O Brasil também era bem diferente. Bom, pelo menos, a gente achava que era. Como sempre achamos, até ter coragem de ver que não. Que nação nenhuma está livre da barbárie, que não há imunidade contra o desamor, que a democracia é frágil como um corpo humano.

Um personagem obscuro, um carro em alta velocidade, uma doença inesperada, um tiro, uma facada, um juiz, um desencontro, o acaso, pronto: aquilo que existia há um segundo já não existe mais. É esse o combinado, certo? E a interrogação sequer existe. Minha resposta não importa. Nem a sua. A gente assina antes de aprender a escrever. E vai em frente, porque sim.

Em junho de 2013, eu começava a me recuperar da perda do meu genitor. E a me dar conta de que era absolutamente sozinha, apesar dos certificados me dizerem o contrário. Enquanto isso, a Avenida Paulista tomava os jornais. O noticiário, aos poucos, me tirava do luto. A tristeza é uma forma de egoísmo, já dizia Arnaldo Antunes. O outro salva, completo eu.

Passei a última semana do mês passado trancada em casa. Com medo de tudo depois de um acidente doméstico, fui para o meu telhado indestrutível: dramaturgia. "Os Outros", "Salvar o fogo", "Carvão": três obras brilhantes. E duas delas com Maeve Jinkings, por quem estou ligeiramente apaixonada. Histórias são mesmo mães. Para mim, não há entorpecente melhor.

Mas queria falar de junho. Desse junho de agora. De quatro dias atrás. Quando 5 a 2 virou poema. De repente. Será que calendário também protesta? Ou terá sido São João? Se bem que acho que dia 30 é São Pedro. Não importa, era tempo de bandeirinhas. Dessas, de festa. Que nunca foram usurpadas.

Dez anos depois dos protestos contra o aumento das tarifas de ônibus, a metade do ano, que costuma ser justamente um momento de balanço, virou também um começo.
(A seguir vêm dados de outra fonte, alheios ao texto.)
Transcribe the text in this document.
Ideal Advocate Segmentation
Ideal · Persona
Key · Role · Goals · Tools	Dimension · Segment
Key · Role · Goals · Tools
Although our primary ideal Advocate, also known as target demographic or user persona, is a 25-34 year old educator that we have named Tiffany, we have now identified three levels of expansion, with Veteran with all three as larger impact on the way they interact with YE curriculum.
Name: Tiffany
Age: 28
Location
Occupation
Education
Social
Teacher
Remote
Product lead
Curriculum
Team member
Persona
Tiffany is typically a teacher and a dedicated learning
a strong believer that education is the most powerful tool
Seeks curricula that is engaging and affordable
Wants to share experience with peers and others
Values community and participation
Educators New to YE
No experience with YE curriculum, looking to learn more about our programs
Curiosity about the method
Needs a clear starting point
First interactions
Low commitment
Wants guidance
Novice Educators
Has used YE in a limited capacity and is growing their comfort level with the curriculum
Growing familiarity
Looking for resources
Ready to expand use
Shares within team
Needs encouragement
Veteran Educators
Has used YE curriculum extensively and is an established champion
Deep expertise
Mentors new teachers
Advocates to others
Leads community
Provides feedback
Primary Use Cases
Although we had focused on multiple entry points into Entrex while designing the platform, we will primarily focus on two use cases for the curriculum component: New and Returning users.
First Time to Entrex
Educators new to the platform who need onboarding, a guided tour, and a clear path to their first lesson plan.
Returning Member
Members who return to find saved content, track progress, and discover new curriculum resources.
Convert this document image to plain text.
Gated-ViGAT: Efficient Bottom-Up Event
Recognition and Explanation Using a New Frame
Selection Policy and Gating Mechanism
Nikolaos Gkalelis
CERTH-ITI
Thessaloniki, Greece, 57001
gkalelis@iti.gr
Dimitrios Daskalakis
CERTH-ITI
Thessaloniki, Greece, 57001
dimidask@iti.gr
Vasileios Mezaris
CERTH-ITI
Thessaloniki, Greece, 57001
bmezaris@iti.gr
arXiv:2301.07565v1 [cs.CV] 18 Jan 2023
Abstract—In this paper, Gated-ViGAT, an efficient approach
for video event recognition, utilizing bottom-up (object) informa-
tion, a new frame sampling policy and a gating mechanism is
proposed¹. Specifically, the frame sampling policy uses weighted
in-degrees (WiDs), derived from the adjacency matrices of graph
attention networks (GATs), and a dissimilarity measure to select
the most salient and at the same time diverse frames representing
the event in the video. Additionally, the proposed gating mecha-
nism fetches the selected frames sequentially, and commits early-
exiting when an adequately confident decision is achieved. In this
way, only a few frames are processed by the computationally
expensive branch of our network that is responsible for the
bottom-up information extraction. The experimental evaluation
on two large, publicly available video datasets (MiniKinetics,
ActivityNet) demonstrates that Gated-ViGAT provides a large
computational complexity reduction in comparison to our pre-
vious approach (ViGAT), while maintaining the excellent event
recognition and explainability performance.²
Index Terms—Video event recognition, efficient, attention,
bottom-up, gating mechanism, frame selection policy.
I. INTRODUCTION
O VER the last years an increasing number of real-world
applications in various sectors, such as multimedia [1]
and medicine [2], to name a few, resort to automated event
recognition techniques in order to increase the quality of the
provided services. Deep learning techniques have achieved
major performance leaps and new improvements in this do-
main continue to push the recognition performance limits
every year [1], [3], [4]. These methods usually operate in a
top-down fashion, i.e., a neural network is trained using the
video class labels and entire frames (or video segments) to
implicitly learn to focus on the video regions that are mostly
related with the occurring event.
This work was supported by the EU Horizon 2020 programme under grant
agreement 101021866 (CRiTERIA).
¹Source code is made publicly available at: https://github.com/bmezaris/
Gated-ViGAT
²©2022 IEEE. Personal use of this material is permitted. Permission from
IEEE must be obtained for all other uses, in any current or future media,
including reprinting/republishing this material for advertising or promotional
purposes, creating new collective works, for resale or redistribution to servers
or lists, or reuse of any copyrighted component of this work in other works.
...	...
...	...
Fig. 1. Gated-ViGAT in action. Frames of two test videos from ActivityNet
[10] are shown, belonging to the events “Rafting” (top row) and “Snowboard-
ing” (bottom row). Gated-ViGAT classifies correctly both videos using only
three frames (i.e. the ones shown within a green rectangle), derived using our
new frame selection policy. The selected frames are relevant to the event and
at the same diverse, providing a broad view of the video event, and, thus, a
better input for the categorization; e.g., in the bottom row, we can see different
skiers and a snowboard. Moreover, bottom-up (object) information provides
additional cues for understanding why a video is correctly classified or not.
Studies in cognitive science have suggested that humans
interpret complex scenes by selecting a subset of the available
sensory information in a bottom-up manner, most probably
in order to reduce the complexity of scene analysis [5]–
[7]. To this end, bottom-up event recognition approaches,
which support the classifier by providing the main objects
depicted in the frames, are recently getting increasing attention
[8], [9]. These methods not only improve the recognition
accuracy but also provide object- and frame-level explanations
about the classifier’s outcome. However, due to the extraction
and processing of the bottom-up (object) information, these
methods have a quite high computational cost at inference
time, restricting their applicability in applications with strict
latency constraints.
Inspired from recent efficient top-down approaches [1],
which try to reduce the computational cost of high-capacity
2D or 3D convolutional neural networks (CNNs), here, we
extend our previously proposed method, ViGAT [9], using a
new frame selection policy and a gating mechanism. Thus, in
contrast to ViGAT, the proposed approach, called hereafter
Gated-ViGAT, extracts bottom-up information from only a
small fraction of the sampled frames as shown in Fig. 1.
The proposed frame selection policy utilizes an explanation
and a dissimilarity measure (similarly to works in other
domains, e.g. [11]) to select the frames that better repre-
Às vezes, no meio de um acontecimento traumático vem uma vontade de ser valente que ainda não tinha aparecido. Aí você vai, e sem saber que consegue, consegue.

Das três certezas que eu tinha em 2013, talvez uma ainda esteja de pé. A ela, juntam-se novas, dentre as quais a alegria de ouvir Carmem Lúcia, o prazer com nossos artistas, e uma intuição que andava esquecida: sou forte —e já sei usar extintores.

De lá pra cá, parece que vivi 20 anos, mas não tem nem duas semanas. E tudo pode ser bonito. Um dia, se Deus quiser, vou contar para os meus netos do instante em que, exausta, apavorada e cheia de pó químico, descobri que um pode ser suficiente, e que 5 a 2 é um poema curto.

Era junho.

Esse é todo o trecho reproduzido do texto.